1. Frosting’s most crucial component, fat, makes it typically thicker and fluffier. Because frosting is denser, it’ll stay in whatever shape you decide to spread it in. This characteristic makes it perfect for cakes, cupcakes, and between cake layers. In comparison, icing is less fluffy, more fluid, and occasionally translucent. While the presence of fat distinguishes frosting from icing, icing often consists of powdered sugar mixed with water.
2. Although frosting has more uses and variants, icing is straightforward. Simple icing doesn’t need any specialized tools or knowledge. Both a stand mixer and a hand mixer are optional. The best tool is a whisk, but a fork will also work.
3. Although icing and frosting can be used interchangeably, the following are common and general uses for each: icing is commonly used in cookies, while fluffy frosting can be used as a filling between cake layers. However, frosting and icing are used as decorations on top of cakes or cupcakes. Icing works best for thinner applications, while frosting is best for thicker ones.

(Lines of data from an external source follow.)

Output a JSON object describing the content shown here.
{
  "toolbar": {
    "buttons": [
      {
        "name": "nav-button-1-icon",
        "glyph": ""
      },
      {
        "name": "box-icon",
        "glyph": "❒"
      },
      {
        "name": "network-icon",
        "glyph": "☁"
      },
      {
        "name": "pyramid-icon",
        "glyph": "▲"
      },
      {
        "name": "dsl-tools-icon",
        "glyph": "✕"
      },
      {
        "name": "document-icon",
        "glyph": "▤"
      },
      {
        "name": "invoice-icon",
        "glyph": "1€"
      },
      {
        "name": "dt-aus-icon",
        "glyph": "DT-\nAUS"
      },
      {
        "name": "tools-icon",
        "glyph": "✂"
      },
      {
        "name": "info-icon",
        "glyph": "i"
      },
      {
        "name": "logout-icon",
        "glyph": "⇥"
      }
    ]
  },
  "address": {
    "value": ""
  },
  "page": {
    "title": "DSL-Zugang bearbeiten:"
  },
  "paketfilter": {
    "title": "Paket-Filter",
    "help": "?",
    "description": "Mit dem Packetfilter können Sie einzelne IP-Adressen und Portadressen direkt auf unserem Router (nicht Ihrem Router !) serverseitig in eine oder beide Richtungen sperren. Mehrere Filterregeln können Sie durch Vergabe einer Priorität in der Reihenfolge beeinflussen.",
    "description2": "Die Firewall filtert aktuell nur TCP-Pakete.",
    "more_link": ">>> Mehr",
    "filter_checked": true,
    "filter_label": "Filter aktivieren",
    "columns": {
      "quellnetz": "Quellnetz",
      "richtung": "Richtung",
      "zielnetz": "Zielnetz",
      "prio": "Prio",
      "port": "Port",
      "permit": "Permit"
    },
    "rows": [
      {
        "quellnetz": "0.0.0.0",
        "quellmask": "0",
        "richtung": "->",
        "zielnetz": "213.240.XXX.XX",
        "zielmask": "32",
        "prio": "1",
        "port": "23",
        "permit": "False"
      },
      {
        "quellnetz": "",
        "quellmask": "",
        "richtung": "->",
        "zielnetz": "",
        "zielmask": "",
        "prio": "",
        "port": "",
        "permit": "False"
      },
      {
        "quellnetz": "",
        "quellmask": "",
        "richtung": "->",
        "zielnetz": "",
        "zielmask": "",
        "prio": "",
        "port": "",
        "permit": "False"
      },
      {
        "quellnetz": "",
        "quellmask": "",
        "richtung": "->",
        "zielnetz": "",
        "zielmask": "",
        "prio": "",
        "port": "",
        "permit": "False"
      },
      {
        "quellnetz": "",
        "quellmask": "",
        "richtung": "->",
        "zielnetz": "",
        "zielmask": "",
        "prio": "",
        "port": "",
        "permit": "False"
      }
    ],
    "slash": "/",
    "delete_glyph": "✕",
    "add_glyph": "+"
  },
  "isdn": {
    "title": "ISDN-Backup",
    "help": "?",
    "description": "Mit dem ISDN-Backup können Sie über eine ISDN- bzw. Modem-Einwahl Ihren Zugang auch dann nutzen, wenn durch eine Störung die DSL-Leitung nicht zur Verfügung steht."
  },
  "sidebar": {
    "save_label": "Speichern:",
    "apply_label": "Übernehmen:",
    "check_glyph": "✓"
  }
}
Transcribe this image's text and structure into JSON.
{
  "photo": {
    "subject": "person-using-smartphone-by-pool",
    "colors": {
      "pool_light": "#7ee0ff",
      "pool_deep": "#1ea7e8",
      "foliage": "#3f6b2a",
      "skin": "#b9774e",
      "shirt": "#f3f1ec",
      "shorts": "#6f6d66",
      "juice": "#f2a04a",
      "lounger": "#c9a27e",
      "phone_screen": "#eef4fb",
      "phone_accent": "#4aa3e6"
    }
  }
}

4. Shortening or cream cheese are the bases for frosting. These elements are excellent for producing a brilliant, angelic, or cloud-like pattern because they are white or, at the very least, very pale. The icing doesn’t entirely rely on sugar, which gives you more control over whether you’d prefer something less sweet or need to bake for those on a low-sugar diet. Sugar is typically added to cakes to make them sweet. However, as icing is made with a base of powdered sugar, it will always be exceedingly sweet. Of course, it’s essential to remember that the icing will spread much more thinly than frosting, so the result will sometimes be a more adorable cake. A liquid, such as milk, egg white, or melted butter, is combined with sugar.

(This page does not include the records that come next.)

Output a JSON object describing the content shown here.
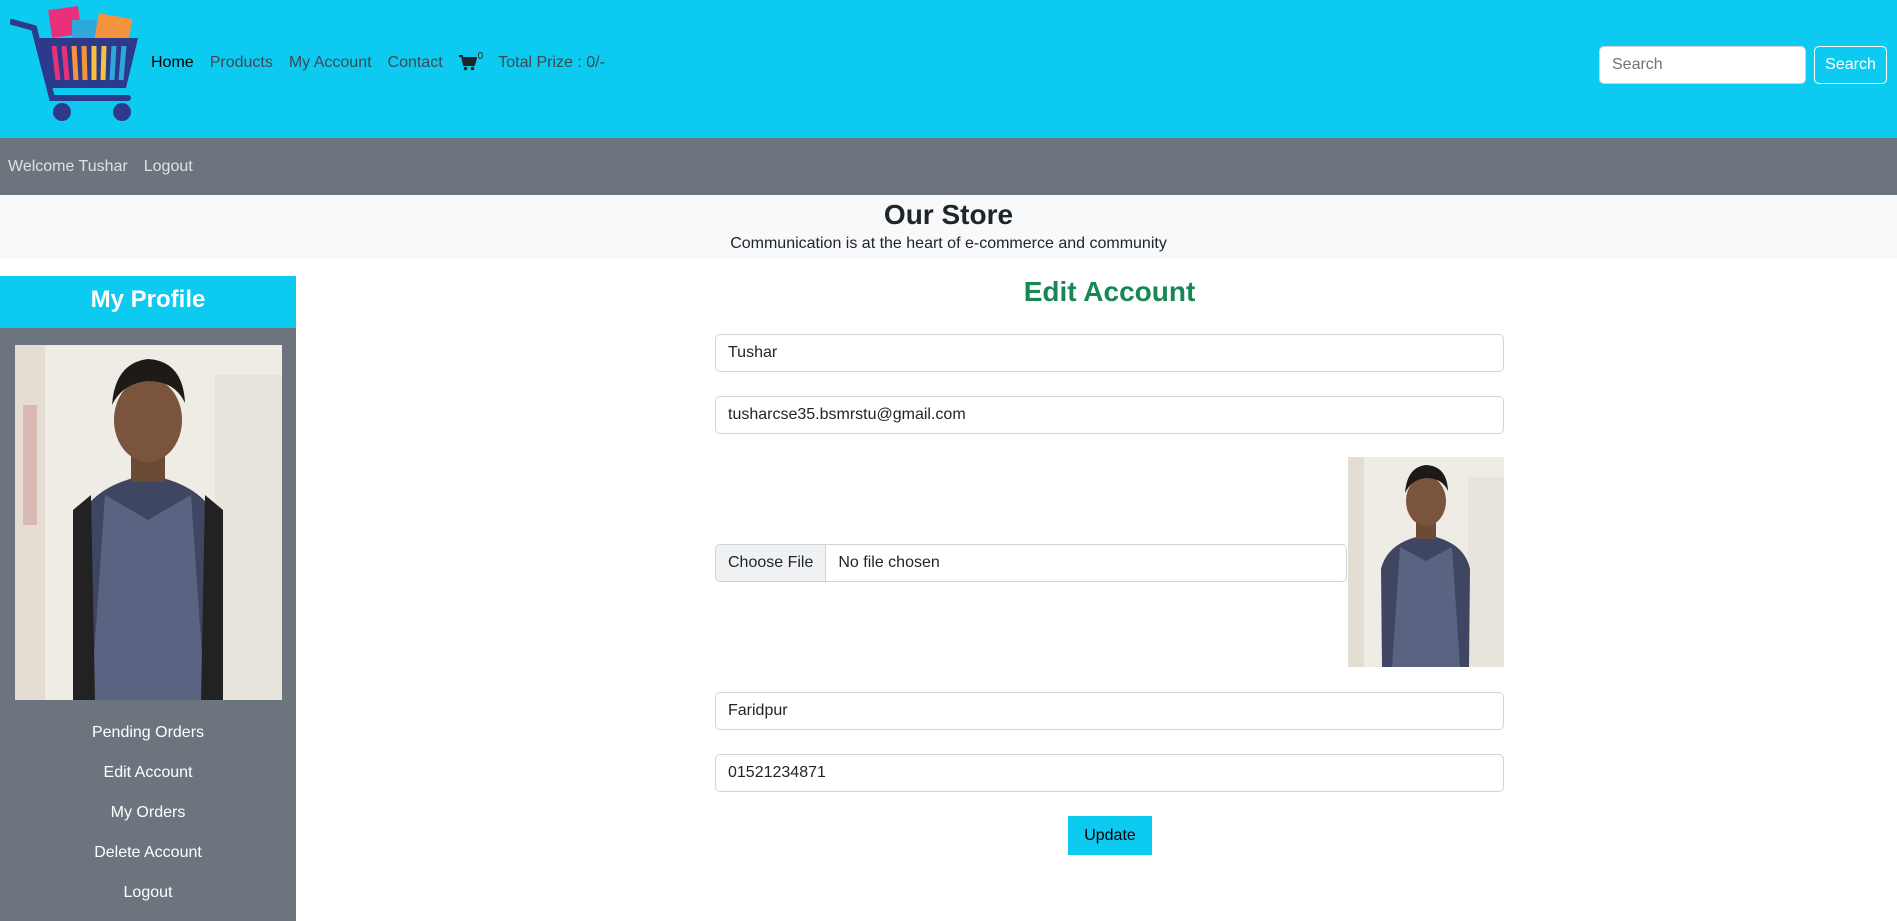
{
  "nav": {
    "links": [
      "Home",
      "Products",
      "My Account",
      "Contact"
    ],
    "cart_count": "0",
    "total_prize": "Total Prize : 0/-",
    "search_placeholder": "Search",
    "search_button": "Search"
  },
  "subnav": {
    "welcome": "Welcome Tushar",
    "logout": "Logout"
  },
  "hero": {
    "title": "Our Store",
    "tagline": "Communication is at the heart of e-commerce and community"
  },
  "sidebar": {
    "heading": "My Profile",
    "menu": [
      "Pending Orders",
      "Edit Account",
      "My Orders",
      "Delete Account",
      "Logout"
    ]
  },
  "form": {
    "title": "Edit Account",
    "username": "Tushar",
    "email": "tusharcse35.bsmrstu@gmail.com",
    "file_button": "Choose File",
    "file_status": "No file chosen",
    "address": "Faridpur",
    "phone": "01521234871",
    "submit": "Update"
  },
  "colors": {
    "navbar": "#0dcaf0",
    "secondary": "#6c757d",
    "title_green": "#198754"
  },
  "icons": [
    "cart-logo",
    "cart-icon"
  ]
}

5. In contrast to frosting, icing cannot be piped. You may pour and let it spread naturally or apply it thinly over whatever you decorate. Regular icing will drop and flow down the sides of your cake because it is relatively thin and fluid before it hardens. Although frosting is much easier to handle, the final product may sometimes appear better. It works better for piping because it is thicker and softer than icing. To spread it over cakes instead, use a flat knife or spatula, or start practising your piping if you’re uncomfortable doing so.

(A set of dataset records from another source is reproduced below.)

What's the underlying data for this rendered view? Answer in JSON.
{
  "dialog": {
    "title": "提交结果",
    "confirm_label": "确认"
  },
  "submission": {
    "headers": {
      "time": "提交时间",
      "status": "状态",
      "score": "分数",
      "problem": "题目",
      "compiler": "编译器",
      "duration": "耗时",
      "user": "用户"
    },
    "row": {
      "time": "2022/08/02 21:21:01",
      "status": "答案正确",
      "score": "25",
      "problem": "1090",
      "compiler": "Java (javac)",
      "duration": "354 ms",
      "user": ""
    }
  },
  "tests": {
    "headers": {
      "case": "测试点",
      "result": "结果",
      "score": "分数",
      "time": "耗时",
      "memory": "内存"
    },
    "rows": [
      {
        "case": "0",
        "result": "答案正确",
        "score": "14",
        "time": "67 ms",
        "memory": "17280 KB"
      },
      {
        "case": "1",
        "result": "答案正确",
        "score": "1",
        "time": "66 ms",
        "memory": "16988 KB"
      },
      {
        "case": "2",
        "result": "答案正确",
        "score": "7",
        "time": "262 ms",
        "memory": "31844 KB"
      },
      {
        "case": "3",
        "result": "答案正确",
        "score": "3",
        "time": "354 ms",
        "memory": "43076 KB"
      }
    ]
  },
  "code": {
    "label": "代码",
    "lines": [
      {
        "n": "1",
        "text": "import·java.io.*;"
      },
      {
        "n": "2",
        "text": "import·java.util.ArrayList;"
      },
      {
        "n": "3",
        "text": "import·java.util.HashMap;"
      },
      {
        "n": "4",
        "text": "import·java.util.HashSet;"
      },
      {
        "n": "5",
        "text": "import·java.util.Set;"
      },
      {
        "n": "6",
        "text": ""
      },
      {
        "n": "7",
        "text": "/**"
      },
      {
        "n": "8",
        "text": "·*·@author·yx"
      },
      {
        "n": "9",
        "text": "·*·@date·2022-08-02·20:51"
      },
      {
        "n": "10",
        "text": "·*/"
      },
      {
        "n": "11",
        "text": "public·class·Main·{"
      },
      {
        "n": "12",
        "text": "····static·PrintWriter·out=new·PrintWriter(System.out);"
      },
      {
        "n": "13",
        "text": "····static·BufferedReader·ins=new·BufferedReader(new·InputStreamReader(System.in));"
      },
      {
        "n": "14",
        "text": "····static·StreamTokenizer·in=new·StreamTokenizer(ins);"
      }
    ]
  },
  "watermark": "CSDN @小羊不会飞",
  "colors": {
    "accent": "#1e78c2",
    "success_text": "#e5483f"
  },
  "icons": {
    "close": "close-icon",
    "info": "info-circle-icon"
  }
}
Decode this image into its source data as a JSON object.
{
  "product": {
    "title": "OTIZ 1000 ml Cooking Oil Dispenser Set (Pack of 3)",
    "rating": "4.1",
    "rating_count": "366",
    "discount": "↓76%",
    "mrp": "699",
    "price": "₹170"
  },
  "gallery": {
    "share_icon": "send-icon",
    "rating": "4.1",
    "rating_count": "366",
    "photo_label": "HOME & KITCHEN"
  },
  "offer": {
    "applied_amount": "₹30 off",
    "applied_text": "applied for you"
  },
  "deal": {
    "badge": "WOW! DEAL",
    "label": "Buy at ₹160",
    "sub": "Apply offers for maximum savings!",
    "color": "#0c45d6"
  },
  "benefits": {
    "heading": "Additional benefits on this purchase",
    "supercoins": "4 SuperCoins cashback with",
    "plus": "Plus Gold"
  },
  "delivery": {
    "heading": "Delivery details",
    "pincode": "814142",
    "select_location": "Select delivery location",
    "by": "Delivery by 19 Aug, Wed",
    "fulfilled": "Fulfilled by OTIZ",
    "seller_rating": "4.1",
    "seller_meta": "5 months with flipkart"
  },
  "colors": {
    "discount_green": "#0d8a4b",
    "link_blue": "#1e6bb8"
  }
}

In conclusion, using icing or frosting interchangeably is OK if you don’t care too much about word definitions. The two terms differ depending on where you are in the world. Icings are runnier in nature than frosting. Thus, that is where they diverge technically. Icings are thinner than frostings. While icing is frequently used in Europe to refer to the same substance, frosting is the phrase that is more commonly used in America.
For decorating baked items like cakes and cookies, frosting and icing are used. They are not the same thing, though. The frosting is most easily recognized by its fluffy, thick nature. When decorating cakes and cupcakes, frosting is frequently used and requested because it maintains its shape and is opaque in colour. The frosting is always whipped, unlike icing, and unlike icing, its primary ingredient is fat, such as butter or cream. This is another characteristic that distinguishes frosting from icing. In contrast, icing can be used as a glaze or for intricate decorating because it is glossier and thinner than frosting. The frosting is usually more appropriate for simple designs than icing.